27/06/2014

Lecturer Antonio Lista Presents Proposals for Urban Planning in Africa at Lisbon Congress

Antonio Lista, a lecturer in Urban Planning at the ESARQ School of Architecture, gave the lecture «Historical urbanism as a resource for planning in some West African cities» at the Colonial and Postcolonial Urban Planning in Africa Congress held on Thursday, 5 and Friday, 6 September 2013 in Lisbon.

In his lecture, Lista presented a series of proposals for bringing some colonial and precolonial forms of planning back into current use, based on a habitat project he completed for Togo, Benin and Ghana last year.

The congress centred on highly topical concerns for planning in Africa, such as the influence of segregationist colonial urban planning on the subsequent evolution of society, the colonial legacy in the Maghreb, the disintegration of precolonial populations, new cities like Dodoma, and the specific evolution of cities of Portuguese origin, which were the last to be decolonized.
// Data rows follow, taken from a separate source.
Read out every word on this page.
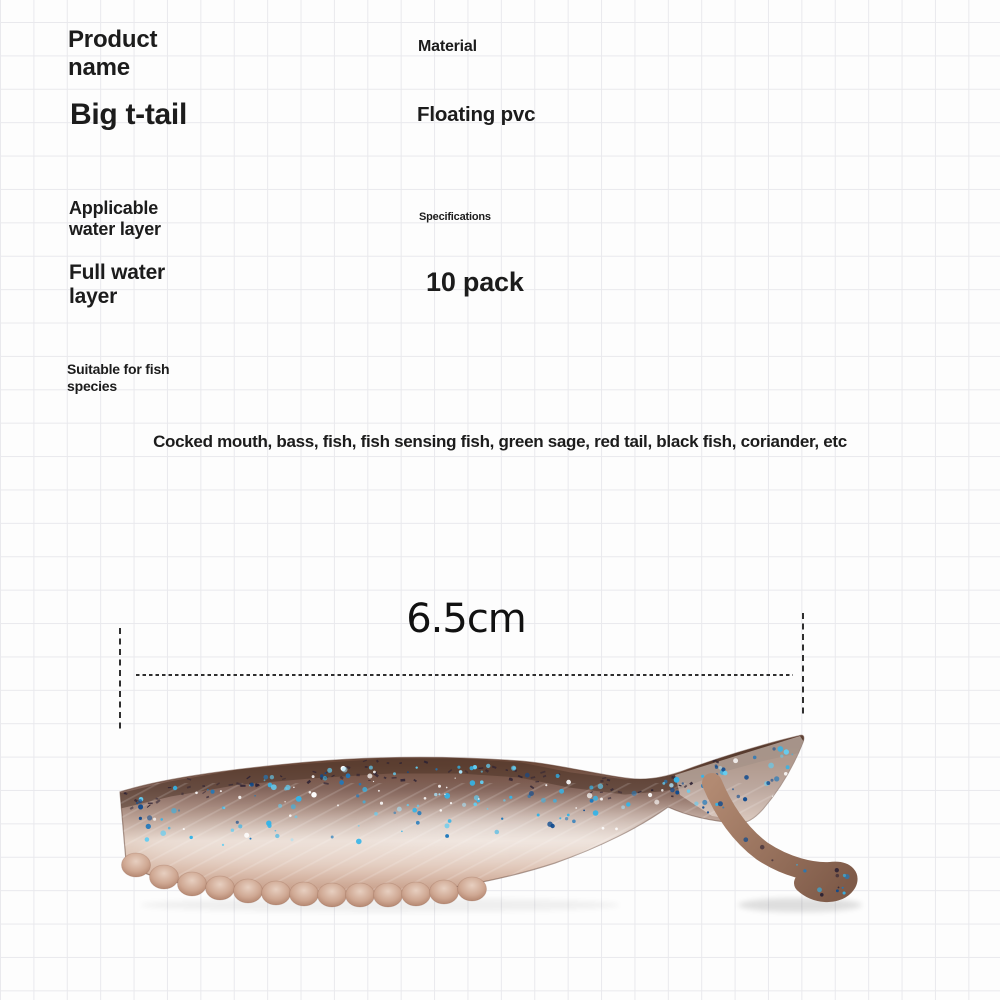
Product name
Big t-tail
Material
Floating pvc
Applicable water layer
Full water layer
Specifications
10 pack
Suitable for fish species
Cocked mouth, bass, fish, fish sensing fish, green sage, red tail, black fish, coriander, etc
6.5cm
Organized by the Instituto de Geografia e Ordenamento do Território (Institute of Geography and Spatial Planning) of the Universidade de Lisboa and the International Planning History Society (IPHS), the congress was attended by researchers from about twenty African and European countries. Contrary to what the title of Lista's lecture may suggest, a significant part of his lecture focused on the most contemporary issues for planning in Africa today.

Dr. Antonio Lista, a geographer with a PhD in urban planning, is one of the lecturers on the Master in Regenerating Intermediate Landscapes programme at the ESARQ School of Architecture. He also collaborated with the School of Architecture on the Repensar Encamp (Rethinking Encamp) project.